Five years ago I noted down an idea for a post simply titled ‘Plex Business Model’. At the time, the media server software company were running ever more constant promotions for their Lifetime Plex Pass, usually at £74.99, matching the original price at launch.
While this was a great deal for consumers, it was clearly not sustainable for Plex after 15 years in business – eventually culminating in a huge price rise to $749.99, announced last month.
Inevitably, the weight of two private equity cycles heavily influences the recent Plex timeline. The first investment came in 2021, and hence the huge push to drive up membership numbers through those promotions.

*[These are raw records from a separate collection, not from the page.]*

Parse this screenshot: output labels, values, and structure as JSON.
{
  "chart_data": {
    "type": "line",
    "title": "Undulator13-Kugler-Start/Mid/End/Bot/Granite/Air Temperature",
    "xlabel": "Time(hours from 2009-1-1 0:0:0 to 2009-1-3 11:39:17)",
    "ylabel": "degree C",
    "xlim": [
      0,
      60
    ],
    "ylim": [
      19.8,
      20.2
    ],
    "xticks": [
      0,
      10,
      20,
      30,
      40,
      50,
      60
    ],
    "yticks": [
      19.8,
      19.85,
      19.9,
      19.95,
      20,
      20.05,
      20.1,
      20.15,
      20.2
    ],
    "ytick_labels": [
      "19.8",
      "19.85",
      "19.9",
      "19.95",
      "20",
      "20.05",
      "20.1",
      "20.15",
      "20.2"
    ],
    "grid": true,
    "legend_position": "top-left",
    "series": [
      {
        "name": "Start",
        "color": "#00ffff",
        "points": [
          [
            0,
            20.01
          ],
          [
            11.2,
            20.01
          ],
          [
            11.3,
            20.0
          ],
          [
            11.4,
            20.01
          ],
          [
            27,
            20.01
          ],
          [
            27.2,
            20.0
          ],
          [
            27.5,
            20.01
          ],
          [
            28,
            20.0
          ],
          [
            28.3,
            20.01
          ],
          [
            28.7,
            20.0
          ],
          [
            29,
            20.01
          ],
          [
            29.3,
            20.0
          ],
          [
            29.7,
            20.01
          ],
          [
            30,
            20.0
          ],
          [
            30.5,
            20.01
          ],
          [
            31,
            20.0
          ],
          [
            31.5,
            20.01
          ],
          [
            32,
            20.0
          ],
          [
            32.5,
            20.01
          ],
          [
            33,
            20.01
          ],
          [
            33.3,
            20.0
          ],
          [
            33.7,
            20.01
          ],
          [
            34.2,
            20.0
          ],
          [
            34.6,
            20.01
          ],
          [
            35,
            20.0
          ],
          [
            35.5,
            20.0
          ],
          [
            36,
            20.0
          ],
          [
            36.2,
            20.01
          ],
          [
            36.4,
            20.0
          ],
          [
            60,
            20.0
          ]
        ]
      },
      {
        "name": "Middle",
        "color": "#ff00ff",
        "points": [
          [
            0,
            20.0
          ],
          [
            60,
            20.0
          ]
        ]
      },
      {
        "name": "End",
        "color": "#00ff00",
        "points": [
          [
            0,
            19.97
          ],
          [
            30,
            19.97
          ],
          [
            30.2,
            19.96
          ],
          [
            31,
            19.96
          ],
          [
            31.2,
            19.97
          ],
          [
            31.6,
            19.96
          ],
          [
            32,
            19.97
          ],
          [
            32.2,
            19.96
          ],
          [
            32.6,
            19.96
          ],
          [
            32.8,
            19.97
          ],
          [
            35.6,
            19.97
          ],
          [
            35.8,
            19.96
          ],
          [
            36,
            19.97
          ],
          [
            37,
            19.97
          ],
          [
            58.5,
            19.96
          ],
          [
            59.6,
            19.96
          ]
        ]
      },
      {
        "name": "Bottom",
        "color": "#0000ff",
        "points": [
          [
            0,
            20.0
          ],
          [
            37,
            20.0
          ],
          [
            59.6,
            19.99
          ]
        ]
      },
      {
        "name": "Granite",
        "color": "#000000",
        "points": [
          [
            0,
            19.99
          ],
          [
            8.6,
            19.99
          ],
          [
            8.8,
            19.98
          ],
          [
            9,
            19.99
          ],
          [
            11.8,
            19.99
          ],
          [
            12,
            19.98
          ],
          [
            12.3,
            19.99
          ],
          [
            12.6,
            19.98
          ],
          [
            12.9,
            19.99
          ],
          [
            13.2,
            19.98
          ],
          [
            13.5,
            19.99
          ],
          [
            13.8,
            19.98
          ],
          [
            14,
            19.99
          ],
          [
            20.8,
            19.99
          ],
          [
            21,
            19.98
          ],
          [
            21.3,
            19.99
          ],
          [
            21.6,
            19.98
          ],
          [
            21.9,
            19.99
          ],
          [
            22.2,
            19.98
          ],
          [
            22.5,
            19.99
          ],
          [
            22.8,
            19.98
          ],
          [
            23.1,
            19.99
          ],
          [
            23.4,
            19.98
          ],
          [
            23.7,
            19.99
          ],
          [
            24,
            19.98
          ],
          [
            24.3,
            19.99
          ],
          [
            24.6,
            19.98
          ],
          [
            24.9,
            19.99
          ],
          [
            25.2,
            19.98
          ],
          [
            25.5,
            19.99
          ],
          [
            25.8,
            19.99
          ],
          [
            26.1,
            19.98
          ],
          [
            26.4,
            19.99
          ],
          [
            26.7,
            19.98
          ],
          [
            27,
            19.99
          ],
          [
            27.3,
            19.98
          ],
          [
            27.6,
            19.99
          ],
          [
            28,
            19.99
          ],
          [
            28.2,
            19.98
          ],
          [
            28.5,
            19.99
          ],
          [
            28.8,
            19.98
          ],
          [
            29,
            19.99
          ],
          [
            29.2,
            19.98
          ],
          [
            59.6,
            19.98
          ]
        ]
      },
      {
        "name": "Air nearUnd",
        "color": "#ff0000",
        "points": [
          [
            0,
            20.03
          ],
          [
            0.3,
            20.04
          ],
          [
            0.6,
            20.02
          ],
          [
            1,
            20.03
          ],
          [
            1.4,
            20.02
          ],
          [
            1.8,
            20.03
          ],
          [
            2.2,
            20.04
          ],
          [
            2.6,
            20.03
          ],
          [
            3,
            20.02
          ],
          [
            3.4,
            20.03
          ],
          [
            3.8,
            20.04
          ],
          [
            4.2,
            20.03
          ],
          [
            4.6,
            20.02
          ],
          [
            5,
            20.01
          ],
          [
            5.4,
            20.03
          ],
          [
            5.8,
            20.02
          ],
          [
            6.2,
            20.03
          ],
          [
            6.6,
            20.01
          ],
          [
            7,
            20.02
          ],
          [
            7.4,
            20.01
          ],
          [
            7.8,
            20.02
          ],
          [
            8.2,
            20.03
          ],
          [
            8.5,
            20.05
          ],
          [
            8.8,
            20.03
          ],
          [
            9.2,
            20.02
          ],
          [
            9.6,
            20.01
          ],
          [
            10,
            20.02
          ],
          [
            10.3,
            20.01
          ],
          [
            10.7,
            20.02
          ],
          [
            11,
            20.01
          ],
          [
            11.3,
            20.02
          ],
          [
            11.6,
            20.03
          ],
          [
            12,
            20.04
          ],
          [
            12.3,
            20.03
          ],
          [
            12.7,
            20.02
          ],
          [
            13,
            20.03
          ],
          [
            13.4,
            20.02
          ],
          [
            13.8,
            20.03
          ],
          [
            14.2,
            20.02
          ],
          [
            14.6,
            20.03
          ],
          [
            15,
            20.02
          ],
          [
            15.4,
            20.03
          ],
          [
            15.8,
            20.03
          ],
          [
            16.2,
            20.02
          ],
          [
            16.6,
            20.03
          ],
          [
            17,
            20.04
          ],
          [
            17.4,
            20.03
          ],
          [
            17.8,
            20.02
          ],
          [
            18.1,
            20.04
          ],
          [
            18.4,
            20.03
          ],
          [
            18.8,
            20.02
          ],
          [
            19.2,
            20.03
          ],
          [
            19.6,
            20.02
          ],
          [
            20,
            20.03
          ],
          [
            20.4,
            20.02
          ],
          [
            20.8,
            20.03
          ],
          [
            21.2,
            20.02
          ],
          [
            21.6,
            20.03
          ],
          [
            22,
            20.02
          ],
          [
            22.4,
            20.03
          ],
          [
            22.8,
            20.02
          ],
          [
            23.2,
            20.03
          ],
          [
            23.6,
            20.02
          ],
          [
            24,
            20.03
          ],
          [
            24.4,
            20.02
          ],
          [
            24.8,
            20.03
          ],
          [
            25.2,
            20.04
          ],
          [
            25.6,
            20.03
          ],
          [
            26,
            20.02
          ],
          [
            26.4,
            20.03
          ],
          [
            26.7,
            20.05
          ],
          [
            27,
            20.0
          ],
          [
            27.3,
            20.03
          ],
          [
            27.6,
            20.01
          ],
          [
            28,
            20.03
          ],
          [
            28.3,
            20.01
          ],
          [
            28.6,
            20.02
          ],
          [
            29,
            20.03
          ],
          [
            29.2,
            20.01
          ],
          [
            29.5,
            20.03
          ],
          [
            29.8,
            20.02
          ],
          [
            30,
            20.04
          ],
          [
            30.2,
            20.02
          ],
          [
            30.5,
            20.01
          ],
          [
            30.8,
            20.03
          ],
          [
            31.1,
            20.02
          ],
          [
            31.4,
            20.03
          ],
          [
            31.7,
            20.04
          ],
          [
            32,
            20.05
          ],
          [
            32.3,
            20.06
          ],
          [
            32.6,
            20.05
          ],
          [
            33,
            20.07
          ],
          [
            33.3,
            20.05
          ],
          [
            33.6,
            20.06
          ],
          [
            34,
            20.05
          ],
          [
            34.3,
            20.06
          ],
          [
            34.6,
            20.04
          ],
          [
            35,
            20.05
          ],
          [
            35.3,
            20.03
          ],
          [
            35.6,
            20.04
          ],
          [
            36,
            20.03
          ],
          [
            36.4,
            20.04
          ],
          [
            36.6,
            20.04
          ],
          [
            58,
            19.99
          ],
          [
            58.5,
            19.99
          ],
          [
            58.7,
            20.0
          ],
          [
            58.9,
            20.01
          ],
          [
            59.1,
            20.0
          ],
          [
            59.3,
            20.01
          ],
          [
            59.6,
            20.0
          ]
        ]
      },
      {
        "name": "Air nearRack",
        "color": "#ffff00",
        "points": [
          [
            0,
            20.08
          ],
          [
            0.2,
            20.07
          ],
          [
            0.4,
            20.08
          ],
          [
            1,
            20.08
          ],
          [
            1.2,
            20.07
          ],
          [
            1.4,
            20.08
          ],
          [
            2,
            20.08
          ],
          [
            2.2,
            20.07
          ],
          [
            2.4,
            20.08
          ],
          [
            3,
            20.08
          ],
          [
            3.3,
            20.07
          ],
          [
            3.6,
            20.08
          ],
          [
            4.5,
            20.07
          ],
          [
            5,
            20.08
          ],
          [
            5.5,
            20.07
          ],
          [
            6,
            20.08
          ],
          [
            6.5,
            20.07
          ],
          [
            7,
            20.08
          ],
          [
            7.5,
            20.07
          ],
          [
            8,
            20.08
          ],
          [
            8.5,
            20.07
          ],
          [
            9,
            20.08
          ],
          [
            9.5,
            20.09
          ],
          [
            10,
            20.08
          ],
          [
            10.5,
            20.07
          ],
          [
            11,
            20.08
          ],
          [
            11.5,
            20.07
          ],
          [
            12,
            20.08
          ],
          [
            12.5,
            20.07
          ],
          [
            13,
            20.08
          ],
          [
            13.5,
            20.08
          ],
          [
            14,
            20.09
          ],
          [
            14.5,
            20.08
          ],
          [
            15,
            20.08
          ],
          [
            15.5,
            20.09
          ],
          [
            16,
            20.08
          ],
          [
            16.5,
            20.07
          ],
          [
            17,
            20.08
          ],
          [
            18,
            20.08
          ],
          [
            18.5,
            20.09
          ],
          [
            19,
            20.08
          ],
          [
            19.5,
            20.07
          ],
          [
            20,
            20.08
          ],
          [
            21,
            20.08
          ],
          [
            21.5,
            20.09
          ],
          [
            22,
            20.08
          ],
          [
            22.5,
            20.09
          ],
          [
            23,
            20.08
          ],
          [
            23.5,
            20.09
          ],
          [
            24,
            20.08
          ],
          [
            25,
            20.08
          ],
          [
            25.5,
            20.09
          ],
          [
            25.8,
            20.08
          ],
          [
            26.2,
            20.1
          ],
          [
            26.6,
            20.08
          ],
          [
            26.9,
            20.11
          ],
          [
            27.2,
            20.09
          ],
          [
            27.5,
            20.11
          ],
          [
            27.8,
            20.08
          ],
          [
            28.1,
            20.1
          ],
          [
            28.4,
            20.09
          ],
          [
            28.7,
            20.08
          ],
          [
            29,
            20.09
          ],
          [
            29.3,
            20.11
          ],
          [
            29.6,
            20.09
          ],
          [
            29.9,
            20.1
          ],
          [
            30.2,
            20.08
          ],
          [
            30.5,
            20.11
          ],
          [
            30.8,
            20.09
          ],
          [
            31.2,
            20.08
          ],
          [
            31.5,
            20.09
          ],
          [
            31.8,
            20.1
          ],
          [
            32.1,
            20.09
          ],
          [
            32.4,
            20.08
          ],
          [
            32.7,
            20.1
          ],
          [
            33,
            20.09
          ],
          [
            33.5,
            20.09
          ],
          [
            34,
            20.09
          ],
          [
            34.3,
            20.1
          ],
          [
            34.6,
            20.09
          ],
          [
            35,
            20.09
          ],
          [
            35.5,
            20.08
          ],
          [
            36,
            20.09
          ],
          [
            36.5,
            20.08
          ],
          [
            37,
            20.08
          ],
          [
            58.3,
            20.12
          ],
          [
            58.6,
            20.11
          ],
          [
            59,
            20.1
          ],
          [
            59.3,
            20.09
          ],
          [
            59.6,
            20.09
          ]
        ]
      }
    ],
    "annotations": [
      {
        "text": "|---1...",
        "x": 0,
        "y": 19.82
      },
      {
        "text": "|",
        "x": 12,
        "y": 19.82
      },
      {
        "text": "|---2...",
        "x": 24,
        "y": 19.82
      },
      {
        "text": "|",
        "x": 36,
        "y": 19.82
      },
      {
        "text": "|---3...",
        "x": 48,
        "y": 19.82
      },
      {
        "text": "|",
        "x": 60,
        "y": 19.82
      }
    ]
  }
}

Then latterly a second round in 2024, when not only the first signs of price increases were appearing, but also a change of focus away from personal media servers.
As many have commented, the $749.99 isn’t a ‘real’ price, it’s simply framing to buy a monthly or annual subscription instead, which is far more ‘valuable’ to the company. Even still, it marks a decisive change in Plex’s future, but arguably one that was necessary to survive.
Ironically, the real problem for Plex is proving its own value for the end user. Media server customers can now easily turn to several cheaper alternatives, such as Jellyfin or Infuse, fuelled by the rise in piracy after the enshittification of streaming services. And while Plex Pass does offer some decent subscription-based features for those not already locked-in to lifetime pass, they do come at a premium cost.
With a roadmap clearly focussed around attracting new customers to its ad-supported streaming services, alongside finding a market for rentals, and an already outdated Live TV product, it’s clear to see a company stuck between a rock and a hard place.